I waved goodbye to the three German ladies and the photographer. Donie the dolphin swam by the side of the dinghy as Karin clutched her plastic bag of litter. That image and that of Brigitte’s cliff dump struck me as great material for the photographer’s
Real Ireland
calendar but naturally, they would not feature.

‘Well, how did you survive?’ Sue had shed her shoes already and was loading boxes of vegetables and turf briquettes into a fish box. I loaded a backpack full of flour, sugar, meat and milk into another box, and set off at a snail’s pace. By the time we had climbed up the rough ground of the slipway, I couldn’t speak. We made several trips up and down, dragging full gas bottles and boxes of supplies.

‘You’ve sold more than I would sell in a week.’

I was so surprised and delighted but exhausted after my first day, thrust into the world again. After a cup of tea and Sue’s traffic report from Dingle, I felt sure that I had got the better deal that day.

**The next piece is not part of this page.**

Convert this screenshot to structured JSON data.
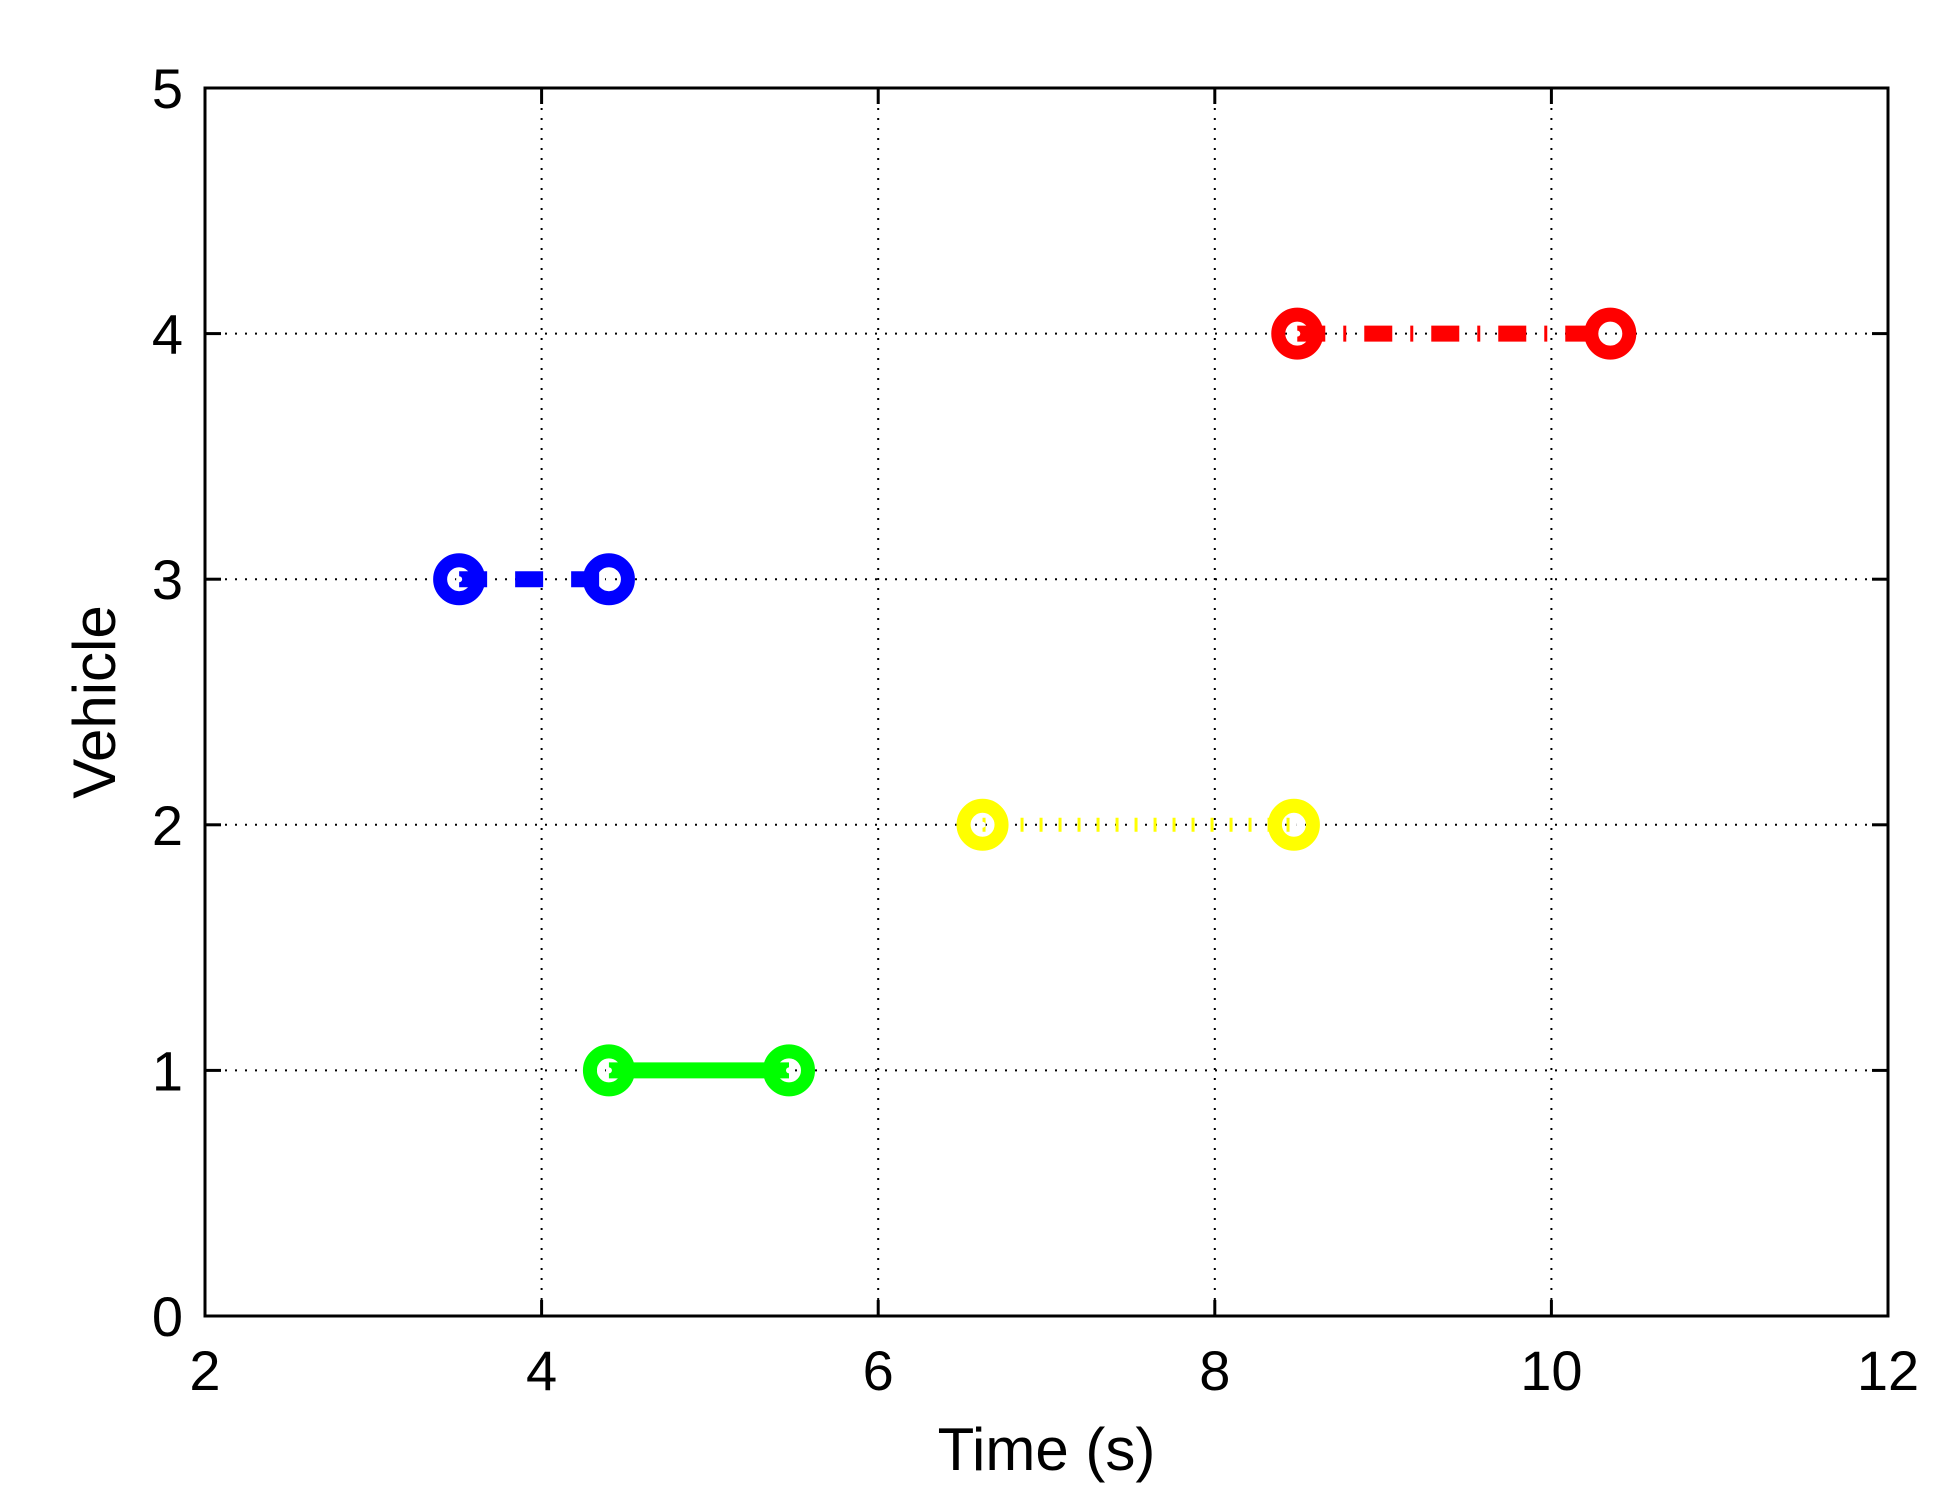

The sun was sinking fast west of Inis Tuaisceart as I set off up the hill. I dropped my shopping in the hut, grabbed my sweater and pulled the door closed. The donkey was behind me, trying to get in once more. I was convinced that somewhere in her race memory she knew that her ancestors had been housed there. Nothing would satisfy her until she foaled on my bunk. I halved one of my new treasured apples and presented her with half. She knew I was hoarding the rest in my pocket and followed me, nudging my back until I gave in. As I patted her, I heard shouts and squeals over the roar of the surf. Down on the White Strand, Michael and Sarah were jumping and splashing in the waves. I was pleased that they were staying in on the island. I gave two fingers in the direction of the Sleeping Giant. Despite him, I was alive again. I smiled, hugged the sweater tightly around me and climbed up the northern path, to watch an orange sun sink into the sea.

The Rabbit’s Foot

T
he transition from the warmth of my sleeping bag to the icy cold of the Atlantic Ocean never got easier. There was the battering by freezing waves, followed by the frenzy of breathless kicking, before my skin was adequately numbed. Then I could lie back, floating over the swell, looking back up the cliffs, into the island.